That should be the tagline for the Cubs. Put a little TM next to it if you will.
Today was Enrique White's turn to come up with the game-winning hit in the 11th, even if the credit for the game should go to Jim Edmonds who finally gets his payback against his former team with a two-home run performance. The days when your big hitters can't get it done, it's great to depend on these guys. I don't think there's a single Cub fan out there who hasn't jumped behind Edmonds yet despite his prior allegiances.

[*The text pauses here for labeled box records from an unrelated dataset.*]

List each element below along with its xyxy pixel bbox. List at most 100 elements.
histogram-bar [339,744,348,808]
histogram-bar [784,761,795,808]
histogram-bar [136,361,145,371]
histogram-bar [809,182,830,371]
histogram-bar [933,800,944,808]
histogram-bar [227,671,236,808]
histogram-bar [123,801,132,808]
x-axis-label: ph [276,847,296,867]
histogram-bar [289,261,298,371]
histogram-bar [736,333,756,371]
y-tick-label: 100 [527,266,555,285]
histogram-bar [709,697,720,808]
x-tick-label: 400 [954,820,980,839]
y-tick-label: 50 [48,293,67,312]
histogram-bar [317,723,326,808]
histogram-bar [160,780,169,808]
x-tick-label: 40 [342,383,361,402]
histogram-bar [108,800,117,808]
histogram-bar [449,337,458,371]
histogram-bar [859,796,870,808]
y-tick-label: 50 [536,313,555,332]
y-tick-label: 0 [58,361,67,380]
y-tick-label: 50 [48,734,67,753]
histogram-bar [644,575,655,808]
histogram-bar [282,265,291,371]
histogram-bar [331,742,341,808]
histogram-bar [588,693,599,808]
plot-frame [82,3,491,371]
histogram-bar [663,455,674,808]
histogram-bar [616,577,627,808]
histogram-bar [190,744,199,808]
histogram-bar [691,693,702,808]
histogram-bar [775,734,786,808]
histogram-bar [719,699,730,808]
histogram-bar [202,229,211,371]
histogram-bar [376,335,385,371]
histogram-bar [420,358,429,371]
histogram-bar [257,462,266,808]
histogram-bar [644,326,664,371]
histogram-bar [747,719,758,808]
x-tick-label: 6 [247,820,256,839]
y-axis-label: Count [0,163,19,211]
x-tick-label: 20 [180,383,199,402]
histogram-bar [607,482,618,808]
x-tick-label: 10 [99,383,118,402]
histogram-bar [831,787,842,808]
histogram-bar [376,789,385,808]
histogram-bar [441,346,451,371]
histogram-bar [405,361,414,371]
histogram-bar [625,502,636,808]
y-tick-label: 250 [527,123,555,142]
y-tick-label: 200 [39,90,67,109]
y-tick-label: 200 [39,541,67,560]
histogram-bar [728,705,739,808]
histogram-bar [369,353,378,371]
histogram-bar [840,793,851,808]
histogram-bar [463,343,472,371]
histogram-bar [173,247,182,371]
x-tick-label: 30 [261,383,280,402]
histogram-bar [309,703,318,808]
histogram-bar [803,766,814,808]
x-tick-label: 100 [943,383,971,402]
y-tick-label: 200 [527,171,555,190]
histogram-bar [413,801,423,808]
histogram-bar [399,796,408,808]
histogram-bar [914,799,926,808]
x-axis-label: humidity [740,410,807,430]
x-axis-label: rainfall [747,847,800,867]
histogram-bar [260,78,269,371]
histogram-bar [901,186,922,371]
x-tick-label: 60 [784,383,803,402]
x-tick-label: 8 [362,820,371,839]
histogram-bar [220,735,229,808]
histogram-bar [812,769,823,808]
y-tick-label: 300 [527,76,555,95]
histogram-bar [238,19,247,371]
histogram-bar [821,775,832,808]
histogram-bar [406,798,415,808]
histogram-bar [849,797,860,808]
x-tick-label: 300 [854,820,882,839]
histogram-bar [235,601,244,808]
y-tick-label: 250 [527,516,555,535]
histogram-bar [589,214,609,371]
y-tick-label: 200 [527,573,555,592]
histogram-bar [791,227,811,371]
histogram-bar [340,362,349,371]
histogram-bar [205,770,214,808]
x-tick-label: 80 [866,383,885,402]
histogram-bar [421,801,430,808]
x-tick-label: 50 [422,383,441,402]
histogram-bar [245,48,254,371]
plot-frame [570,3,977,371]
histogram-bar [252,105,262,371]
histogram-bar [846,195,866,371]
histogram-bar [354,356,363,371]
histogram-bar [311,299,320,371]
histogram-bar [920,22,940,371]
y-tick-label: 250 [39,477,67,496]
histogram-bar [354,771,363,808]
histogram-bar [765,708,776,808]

I've gotta say, whenever you see who's due up for the Cubs at the end of the inning before, there really isn't a list of three players that could make you give up on the inning before it even starts. Even though Blanco, Reed Johnson and Mike Fontenot are not among the feared pinch hitters in the game, they certainly make a case for it. Daryle Ward will be lucky if Lou keeps going to him as the number one guy off the bench much longer.
There isn't a whole lot of doubt when you face the St. Louis Cardinals at home and the game goes to extra innings. There are way more relievers on the Cardinals that can cough up the game in a pitch than their are hitters who can end it with a swing of the bat.
Also, gotta credit the defense this afternoon. Alfonso Soriano's arm is like a magnet to the plate. He played Troy Glaus' fly ball beautifully with that running start. Some other heads up plays like the botched suicide attempt and throwing out Albert Pujols trying to steal second like a squirrel running in front of a car.
Lastly, big props to the relief pitching. Carlos Marmol has settled down and so has his ERA around 3.00, Jeff Samardzija continues to build confidence and even, gulp, Bob Howry showed pretty good command in his inning of work. Scott Eyre can stay in Philadelphia, that is until they come to Wrigley where I hope the Cubs get a chance to shell him.
A special shout out goes to Dan Plesac, who is pretty close to dethroning Steve Stone as the most intelligent guy out there talking Chicago baseball. His color commentary this afternoon including the other night at U.S Cellular was way more insightful than hearing about Bob Brenly's sub-mediocre big league career. He's also not afraid of making big statements and he backs them up. If you don't tune in occasionally for Plesac's insight on Comcast Sports Net pre and post game, do it. After all, he's the conductor of the big blue train.